Combined that turned out to be a lot, and in the last of these really I went to 
town. I wanted to just make it a little more efficient in the common case, but 
as I thought about it I realised there is a much simpler approach that gives us 
near optimal behaviour in all cases, and is much simpler to reason about, so 
I've half implemented it to confirm it makes sense and is relatively simple and 
clear, and left the mess for you to clean up. There are a lot of potential 
decisions still to be made, though.

The idea is pretty simple: chunk up any given buffer into 64 units, and have a 
single long as a bitmap for which bits are available, and which are not. To 
allocate we now round up to the nearest *unit*, not the nearest power of 2, so 
we can allocate with finer granularity. To find an allocation, we convert it 
into a bitmask that represents the number of units we need, and search in the 
long for the first occurrence of the bitmask that is sufficiently aligned. We 
then clear those bits. On release we simply set the bits again.

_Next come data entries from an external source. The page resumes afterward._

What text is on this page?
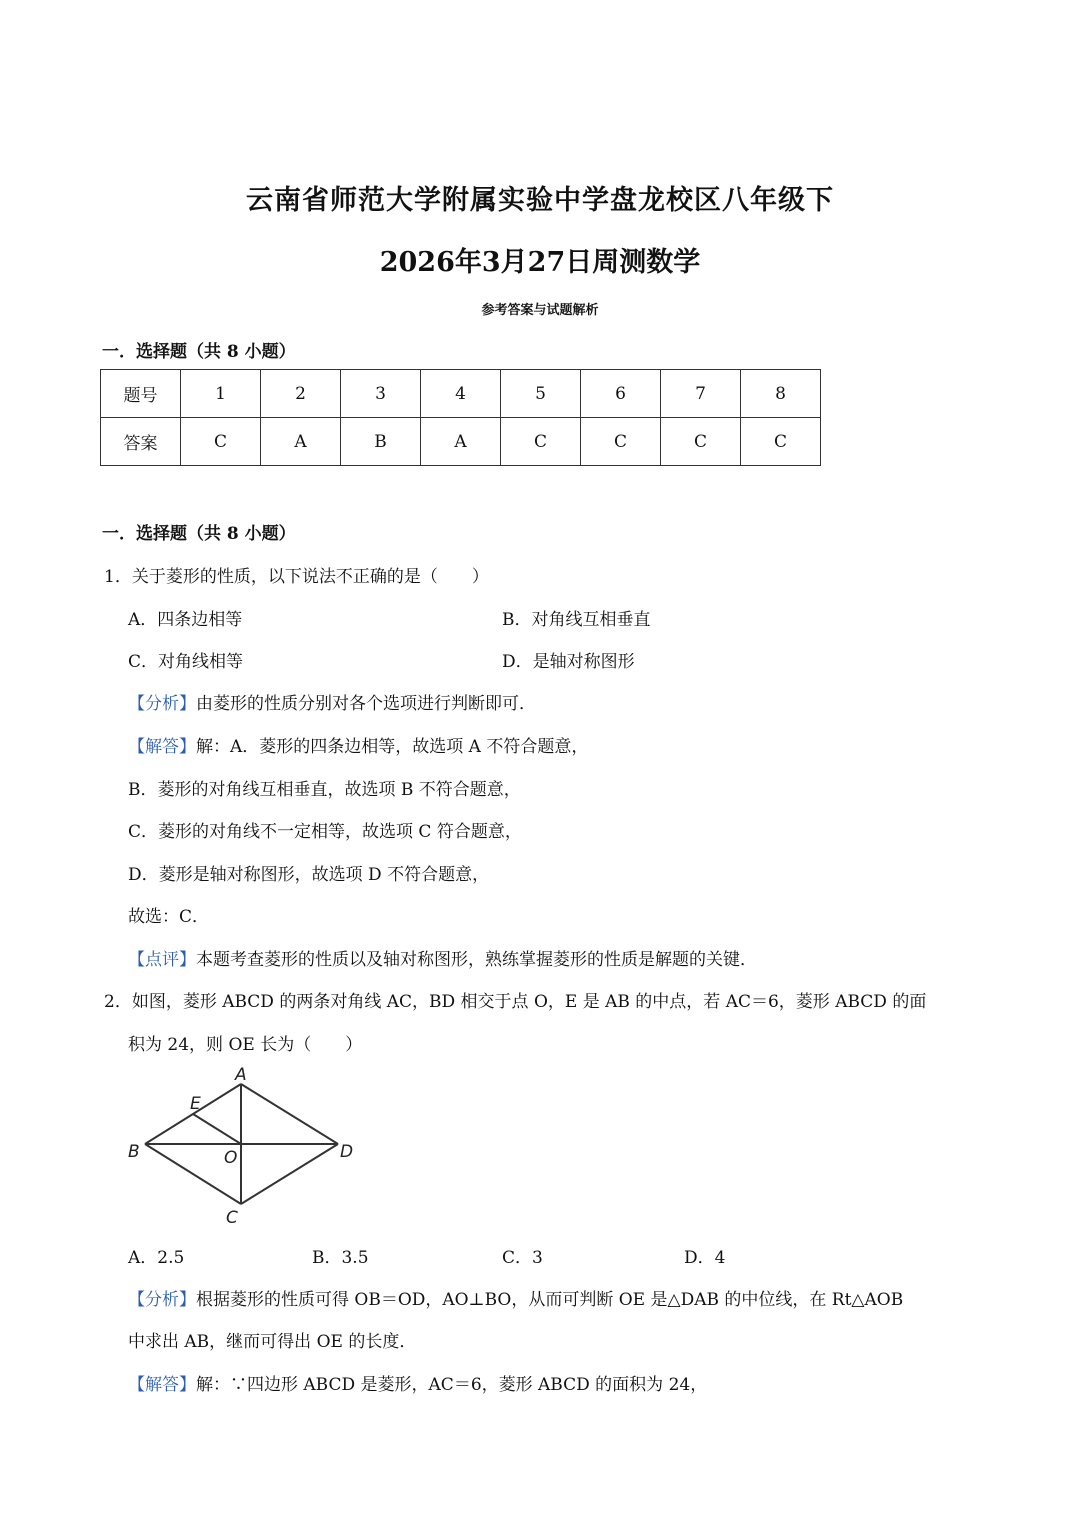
云南省师范大学附属实验中学盘龙校区八年级下
2026年3月27日周测数学
参考答案与试题解析
一．选择题（共 8 小题）
题号	1	2	3	4	5	6	7	8
答案	C	A	B	A	C	C	C	C
一．选择题（共 8 小题）
1．关于菱形的性质，以下说法不正确的是（　　）
A．四条边相等	B．对角线互相垂直
C．对角线相等	D．是轴对称图形
【分析】由菱形的性质分别对各个选项进行判断即可．
【解答】解：A．菱形的四条边相等，故选项 A 不符合题意，
B．菱形的对角线互相垂直，故选项 B 不符合题意，
C．菱形的对角线不一定相等，故选项 C 符合题意，
D．菱形是轴对称图形，故选项 D 不符合题意，
故选：C．
【点评】本题考查菱形的性质以及轴对称图形，熟练掌握菱形的性质是解题的关键．
2．如图，菱形 ABCD 的两条对角线 AC，BD 相交于点 O，E 是 AB 的中点，若 AC＝6，菱形 ABCD 的面
积为 24，则 OE 长为（　　）
A
B
C
D
E
O
A．2.5	B．3.5	C．3	D．4
【分析】根据菱形的性质可得 OB＝OD，AO⊥BO，从而可判断 OE 是△DAB 的中位线，在 Rt△AOB
中求出 AB，继而可得出 OE 的长度．
【解答】解：∵四边形 ABCD 是菱形，AC＝6，菱形 ABCD 的面积为 24，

The nice thing about this is it has very little code, has guaranteed bounds on 
running time, and no extra memory allocation or compaction of slots. Allocation 
and free are both constant time. We can probably lower the constant factor for 
fragmented allocations if we care to, but I'm not convinced it warrants it.

What I haven't done: 

* currently this means we slice a 64Kb block into 1Kb units. To allocate 
smaller buffers, we can create a microChunk from an allocation within a chunk 
(at the localPool level), from which we can serve smaller requests (which could 
be served in multiples of 16 bytes, so we get finer granularity again). This 
could also help us avoid the problem of wastage if we were to, say, allocate a 
64/32K buffer when we still had 16K spare in the current chunk, since we could 
convert the remainder into a microChunk for serving any small requests.
* We could safely and cheaply assert the buffer has not already been freed
* We could consider making this fully concurrent, dropping the normalFree and 
atomicFree, and just using the bitmap for determining its current status via a 
CAS. I was generally hoping to avoid introducing extra concurrency on the 
critical path, but we could potentially have two paths, one for concurrent and 
one for non-concurrent access, and introduce a flag so that any concurrent free 
on a non-concurrent path would fail. With or without this, though, I like the 
increased simplicity of only relying on the bitmap, since that means only a 
handful of lines of code to understand the memory management
* We could consider making the chunks available for reallocation before they 
are fully free, since there's no different between a partially or fully free 
chunk now for allocation purposes

What I've also done:
* I've conditionally made the attachment a Ref object, so that in unit tests / 
dtests (or other scenarios) we can debug potential leaks of bytebuffers

> Remove FileCacheService, instead pooling the buffers
> ----------------------------------------------------
>
>                 Key: CASSANDRA-8897
>                 URL: https://issues.apache.org/jira/browse/CASSANDRA-8897
>             Project: Cassandra
>          Issue Type: Improvement
>          Components: Core
>            Reporter: Benedict
>            Assignee: Stefania
>             Fix For: 3.x
>
>
> After CASSANDRA-8893, a RAR will be a very lightweight object and will not 
> need caching, so we can eliminate this cache entirely. Instead we should have 
> a pool of buffers that are page-aligned.